At the very least that makes any West Coast premiership bid extremely vulnerable to injury, while the next obvious question is what is going on with recruitment?
The fact they picked up McGovern at pick 74, and then saw him become an all-Australian two seasons later is a fair retort to that particular question, while Barrass was snapped up at 43 in the same draft.
There have been misses, like any other club, and West Coast could feel some discomfort at the AFL rules that saw their second-round pick at last year’s draft drift out to 37 through no fault of their own.
Apportioning fault is hardly a trait of Simpson, however, and he has shown during his time that taking responsibility is fundamental to his body of work.
That was none better evidence than this week by his assertion his team must take their chorus MCG beratings on the chin and get better.
And better they must get if they are to bridge the apparent widening gap to the likes of Adelaide, and Greater Western Sydney, who they sit among if they are in a premiership window.
Just how he does that is the most significant narrative in the Eagles’ season.
The likes of Richmond, and indeed Fremantle, have shown that investing in youth can revive the older players at a club.

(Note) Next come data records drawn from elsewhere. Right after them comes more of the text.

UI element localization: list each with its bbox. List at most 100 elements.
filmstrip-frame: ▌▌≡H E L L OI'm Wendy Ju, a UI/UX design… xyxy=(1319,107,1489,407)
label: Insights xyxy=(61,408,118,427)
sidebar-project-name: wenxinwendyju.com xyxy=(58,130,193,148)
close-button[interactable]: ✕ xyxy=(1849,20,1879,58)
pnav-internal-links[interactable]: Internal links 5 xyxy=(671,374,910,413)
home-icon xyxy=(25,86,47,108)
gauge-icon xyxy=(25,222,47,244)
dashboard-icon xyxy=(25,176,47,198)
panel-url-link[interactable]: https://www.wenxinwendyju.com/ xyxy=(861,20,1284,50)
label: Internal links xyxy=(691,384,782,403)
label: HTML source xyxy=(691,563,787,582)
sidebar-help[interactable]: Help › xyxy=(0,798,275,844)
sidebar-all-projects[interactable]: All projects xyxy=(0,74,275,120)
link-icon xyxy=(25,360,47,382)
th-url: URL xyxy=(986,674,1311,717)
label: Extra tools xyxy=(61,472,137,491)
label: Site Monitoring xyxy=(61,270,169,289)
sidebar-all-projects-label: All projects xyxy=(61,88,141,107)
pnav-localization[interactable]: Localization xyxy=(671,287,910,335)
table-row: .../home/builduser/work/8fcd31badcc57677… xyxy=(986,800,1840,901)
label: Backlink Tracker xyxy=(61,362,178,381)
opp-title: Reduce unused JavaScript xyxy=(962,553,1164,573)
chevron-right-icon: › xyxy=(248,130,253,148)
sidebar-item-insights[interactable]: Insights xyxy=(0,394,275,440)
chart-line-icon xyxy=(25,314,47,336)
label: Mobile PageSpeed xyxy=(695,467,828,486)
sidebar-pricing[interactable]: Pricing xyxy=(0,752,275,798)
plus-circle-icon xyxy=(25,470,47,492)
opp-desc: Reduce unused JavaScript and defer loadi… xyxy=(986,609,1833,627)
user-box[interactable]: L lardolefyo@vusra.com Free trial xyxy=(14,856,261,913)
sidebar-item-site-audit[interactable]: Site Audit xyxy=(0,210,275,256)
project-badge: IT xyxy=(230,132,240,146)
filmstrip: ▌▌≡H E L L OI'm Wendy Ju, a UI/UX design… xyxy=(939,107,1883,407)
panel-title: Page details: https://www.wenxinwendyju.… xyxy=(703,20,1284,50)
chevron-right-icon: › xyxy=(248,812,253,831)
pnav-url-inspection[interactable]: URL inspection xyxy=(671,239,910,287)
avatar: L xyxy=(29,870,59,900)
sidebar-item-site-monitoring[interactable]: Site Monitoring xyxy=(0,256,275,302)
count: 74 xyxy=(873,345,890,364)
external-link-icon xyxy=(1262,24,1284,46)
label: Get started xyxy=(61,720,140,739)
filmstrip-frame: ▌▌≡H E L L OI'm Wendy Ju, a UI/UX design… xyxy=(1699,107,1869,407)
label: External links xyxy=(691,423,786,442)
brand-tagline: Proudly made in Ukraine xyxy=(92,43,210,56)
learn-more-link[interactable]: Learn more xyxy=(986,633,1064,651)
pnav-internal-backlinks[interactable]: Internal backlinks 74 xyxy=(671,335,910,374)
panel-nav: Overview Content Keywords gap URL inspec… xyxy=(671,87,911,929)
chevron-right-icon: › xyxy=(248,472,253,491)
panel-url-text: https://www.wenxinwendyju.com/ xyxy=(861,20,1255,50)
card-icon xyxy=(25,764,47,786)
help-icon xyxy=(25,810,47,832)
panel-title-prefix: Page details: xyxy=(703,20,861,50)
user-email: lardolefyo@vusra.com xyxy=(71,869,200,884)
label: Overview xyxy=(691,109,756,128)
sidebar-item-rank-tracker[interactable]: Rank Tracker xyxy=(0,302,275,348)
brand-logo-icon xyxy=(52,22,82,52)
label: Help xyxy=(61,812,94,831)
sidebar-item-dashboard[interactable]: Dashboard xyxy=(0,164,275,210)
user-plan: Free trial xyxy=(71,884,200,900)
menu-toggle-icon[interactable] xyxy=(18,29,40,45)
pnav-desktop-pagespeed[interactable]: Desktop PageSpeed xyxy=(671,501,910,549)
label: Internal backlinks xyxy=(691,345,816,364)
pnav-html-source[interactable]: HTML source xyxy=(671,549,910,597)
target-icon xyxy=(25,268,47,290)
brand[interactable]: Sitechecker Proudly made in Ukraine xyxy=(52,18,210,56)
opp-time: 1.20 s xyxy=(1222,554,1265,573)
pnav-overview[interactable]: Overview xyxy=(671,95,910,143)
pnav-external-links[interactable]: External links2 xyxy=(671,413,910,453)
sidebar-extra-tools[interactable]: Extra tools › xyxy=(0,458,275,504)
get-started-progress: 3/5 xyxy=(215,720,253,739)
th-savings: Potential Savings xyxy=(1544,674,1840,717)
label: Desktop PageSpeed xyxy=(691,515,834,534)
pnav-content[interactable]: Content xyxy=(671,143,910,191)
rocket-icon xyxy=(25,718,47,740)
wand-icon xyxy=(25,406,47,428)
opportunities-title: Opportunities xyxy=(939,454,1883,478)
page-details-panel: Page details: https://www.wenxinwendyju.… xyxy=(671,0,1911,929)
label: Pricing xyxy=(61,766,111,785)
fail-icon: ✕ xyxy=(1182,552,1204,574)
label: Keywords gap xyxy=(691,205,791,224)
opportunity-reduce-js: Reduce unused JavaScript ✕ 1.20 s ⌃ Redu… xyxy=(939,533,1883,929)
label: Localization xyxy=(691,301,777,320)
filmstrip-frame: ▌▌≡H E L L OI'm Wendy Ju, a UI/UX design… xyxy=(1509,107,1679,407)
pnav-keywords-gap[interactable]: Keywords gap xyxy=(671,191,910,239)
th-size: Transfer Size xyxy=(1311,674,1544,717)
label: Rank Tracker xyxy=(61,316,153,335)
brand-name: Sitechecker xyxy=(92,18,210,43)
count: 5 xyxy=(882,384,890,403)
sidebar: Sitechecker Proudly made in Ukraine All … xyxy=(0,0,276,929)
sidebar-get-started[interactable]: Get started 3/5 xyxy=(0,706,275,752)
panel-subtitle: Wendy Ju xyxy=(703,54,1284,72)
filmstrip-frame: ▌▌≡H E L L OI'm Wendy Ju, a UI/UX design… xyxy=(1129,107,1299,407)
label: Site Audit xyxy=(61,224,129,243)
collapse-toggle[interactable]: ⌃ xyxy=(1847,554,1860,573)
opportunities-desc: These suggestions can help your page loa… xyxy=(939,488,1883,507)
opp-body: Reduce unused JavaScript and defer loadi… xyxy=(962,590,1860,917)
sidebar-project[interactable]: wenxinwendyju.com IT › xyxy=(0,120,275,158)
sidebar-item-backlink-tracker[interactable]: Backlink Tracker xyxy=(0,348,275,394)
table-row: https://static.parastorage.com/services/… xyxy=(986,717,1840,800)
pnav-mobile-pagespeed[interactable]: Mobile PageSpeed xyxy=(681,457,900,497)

The Tigers gave the Eagles a first-hand account of the vitality of youth when they hunted them down at the MCG earlier this season and should the Dockers manage the same that drum will start to beat a little louder.
If that happens starts it will be interesting if Simpson is willing to break the trend of his young career, and turn to youth, or whether again he will turn to the likes of Mark Hutchings, Chris Masten, Sharrod Wellingham and Josh Hill who have obvious ceilings but the trust of their boss.
Perhaps the most salient salient question is just whether Simpson has the young players capable of providing the answers in a midfield that has shown signs it might be too slow for the run-and-gun style that epitomises the AFL at present.
We’ll only know if they get a chance.